Grossman: Ich habe bis jetzt nur wenig komplett neuartige Angriffe gesehen. Seit kurzem ist es eher so, dass gängige Angriffsarten größere Auswirkungen haben. Außerdem werden inzwischen oftmals kombinierte Angriffe genutzt, vor allem Cross-Site Scripting (XSS) in Verbindung mit Cross-Site Request Forgery (CSRF).

Wie begegnet man diesen Gefahren?

Grossman: Eine Möglichkeit besteht darin, Sicherheitslücken in Webapplikationen, wie sie die Web Security Threat Classification beschreibt, aufzufinden und zu schließen. Oder man organisiert die Entwicklung von Software so, dass Fehler von Anfang an reduziert werden. Möglich ist auch, einen „Solution Stack” zu entwickeln, der für eine gründliche Abwehr sorgt. Dabei handelt es sich um ein Set aus einzelnen Softwaresystemen oder -komponenten, wie Betriebssystem, Webserver-Datenbank oder Programmiersprache, die für eine funktionierende Lösung nötig sind. Eine Maßnahme ist auch die standardisierte unternehmensweite Kontrolle der Dateneingabe oder das Filtern der Datenausgabe, um von Anfang an Fehler zu vermeiden. Die Verantwortung für einen sicheren E-Commerce muss auf allen Ebenen eines Unternehmens – von der Geschäftsführung über die Sicherheitsinfrastruktur bis hin zu den Softwareentwicklern – wahrgenommen werden: Jeder hat dabei seine eigene Rolle.

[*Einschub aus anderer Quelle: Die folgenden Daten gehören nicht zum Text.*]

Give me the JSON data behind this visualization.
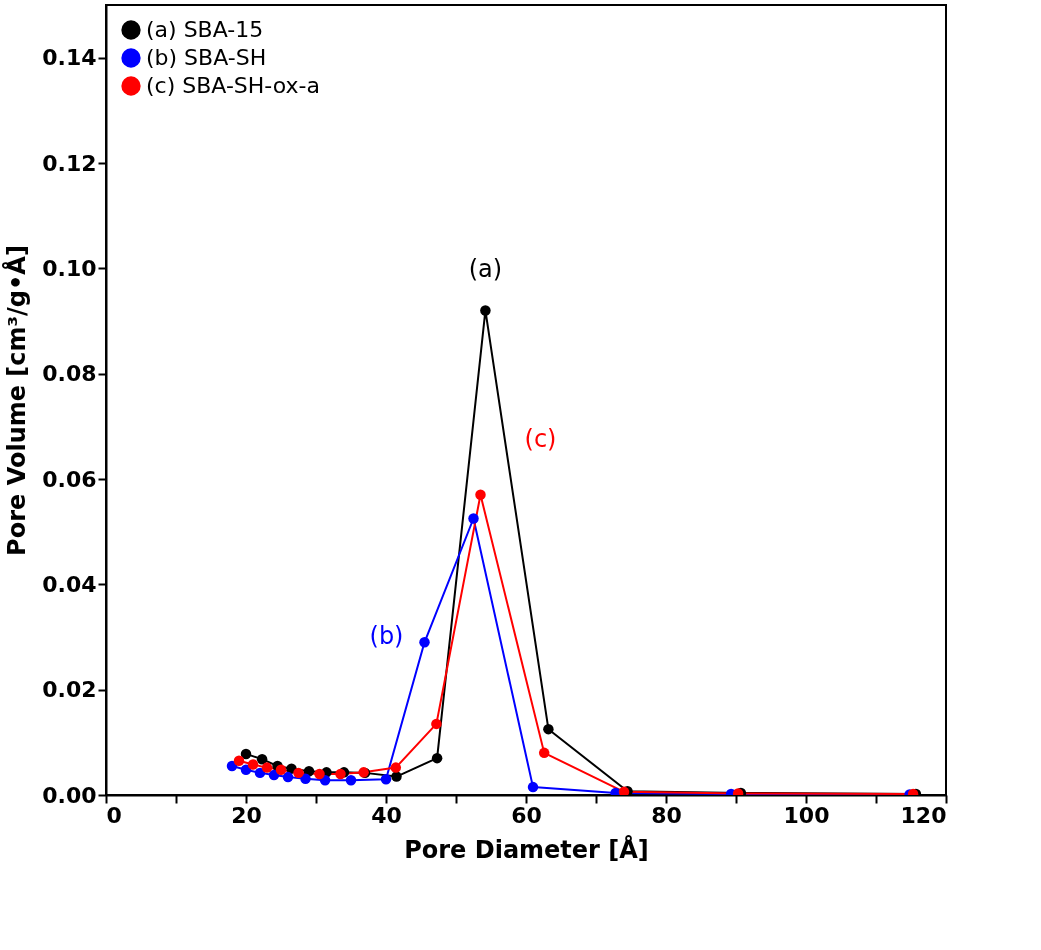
{
  "chart_data": {
    "type": "line",
    "xlabel": "Pore Diameter [Å]",
    "ylabel": "Pore Volume [cm³/g•Å]",
    "xlim": [
      0,
      120
    ],
    "ylim": [
      0,
      0.15
    ],
    "xticks": [
      0,
      {
        "value": 10,
        "label": null
      },
      20,
      {
        "value": 30,
        "label": null
      },
      40,
      {
        "value": 50,
        "label": null
      },
      60,
      {
        "value": 70,
        "label": null
      },
      80,
      {
        "value": 90,
        "label": null
      },
      100,
      {
        "value": 110,
        "label": null
      },
      120
    ],
    "yticks": [
      {
        "value": 0,
        "label": "0.00"
      },
      {
        "value": 0.02,
        "label": "0.02"
      },
      {
        "value": 0.04,
        "label": "0.04"
      },
      {
        "value": 0.06,
        "label": "0.06"
      },
      {
        "value": 0.08,
        "label": "0.08"
      },
      {
        "value": 0.1,
        "label": "0.10"
      },
      {
        "value": 0.12,
        "label": "0.12"
      },
      {
        "value": 0.14,
        "label": "0.14"
      }
    ],
    "grid": false,
    "legend": "top left",
    "marker": "circle",
    "line_style": "solid",
    "series": [
      {
        "name": "(a) SBA-15",
        "color": "#000000",
        "x": [
          20,
          22.3,
          24.5,
          26.5,
          29,
          31.5,
          34,
          37,
          41.5,
          47.3,
          54.2,
          63.2,
          74.5,
          90.7,
          115.7
        ],
        "values": [
          0.0078,
          0.0068,
          0.0055,
          0.005,
          0.0045,
          0.0043,
          0.0043,
          0.0042,
          0.0035,
          0.007,
          0.092,
          0.0125,
          0.0007,
          0.0004,
          0.0002
        ]
      },
      {
        "name": "(b) SBA-SH",
        "color": "#0000ff",
        "x": [
          18,
          20,
          22,
          24,
          26,
          28.5,
          31.3,
          35,
          40,
          45.5,
          52.5,
          61,
          72.8,
          89.3,
          114.8
        ],
        "values": [
          0.0055,
          0.0048,
          0.0042,
          0.0038,
          0.0034,
          0.0031,
          0.0028,
          0.0028,
          0.003,
          0.029,
          0.0525,
          0.0015,
          0.0004,
          0.0002,
          0.0001
        ]
      },
      {
        "name": "(c) SBA-SH-ox-a",
        "color": "#ff0000",
        "x": [
          19,
          21,
          23,
          25,
          27.5,
          30.5,
          33.5,
          36.8,
          41.4,
          47.2,
          53.5,
          62.6,
          74,
          90.3,
          115.3
        ],
        "values": [
          0.0065,
          0.0058,
          0.0052,
          0.0048,
          0.0042,
          0.004,
          0.004,
          0.0043,
          0.0052,
          0.0135,
          0.057,
          0.008,
          0.0006,
          0.0003,
          0.0002
        ]
      }
    ],
    "annotations": [
      {
        "text": "(a)",
        "x": 54.2,
        "y": 0.092
      },
      {
        "text": "(b)",
        "x": 45.5,
        "y": 0.029
      },
      {
        "text": "(c)",
        "x": 53.5,
        "y": 0.057
      }
    ]
  }
}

Welche Veränderungen hat es in den vergangenen Jahren bei Webapplikationen gegeben? Gibt es neue Trends? Wohin wird die Entwicklung führen?

Grossman: Jeden Monat werden Millionen neuer Websites ins Internet gestellt. Glücklicherweise werden die Rahmenbedingungen, in denen Webapplikationen funktionieren, immer sicherer. Die Zahl der normalen Sicherheitslücken ist dadurch erheblich reduziert worden, vor allem im Fall von XSS, SQL-Injektion oder Session-basierten Problemen. Das heißt jedoch nicht, dass diese Probleme komplett erledigt wären, im Gegenteil. Denn Webapplikationen werden gegenwärtig immer größer und komplexer. Dadurch erhöht sich auch die Wahrscheinlichkeit von Sicherheitslücken. Meiner Meinung nach wird die Zahl der Sicherheitslücken für SQL-Injection und Session Hi-Jacking abnehmen. Dagegen werden gezielte Angriffe auf Websites wie MySpace and Friendster zunehmen.

Welche Rolle spielen soziale Netzwerke und das „Web 2.0“? Tragen sie zu einer Verschärfung der bereits genannten Risiken bei?

Grossman: Von einer Community erstellte inhaltliche Websites wie MySpace, Live Journal, Yahoo Mail, Gmail und andere sind deshalb lohnende Ziele, weil böswillige Eindringlinge dort eine große Zahl von Benutzern abschalten oder infizieren können. XSS ist eine beliebte Methode zur Übertragung von „JavaScript Malware“, deren Schadenspotenzial im vergangenen Jahr gewachsen ist. Ich gehe davon aus, dass es auf Websites wie den genannten vermehrt Probleme mit Internetwürmern geben wird.

Welche persönlichen Ziele haben Sie?

Grossman: Ich wünsche mir, dass das WASC weiterhin – und zunehmend – als zuverlässiger Ort für Informationen über die Webapplikationssicherheit gilt. Ich sehe es als Erfolg, dass sich die Community durch das WASC vergrößert. Was das Thema Sicherheit insgesamt anbelangt, so würde ich gerne erleben, dass der Anteil gefährdeter Websites von der überwiegenden Mehrheit auf einen kleinen Bruchteil zurückgeht.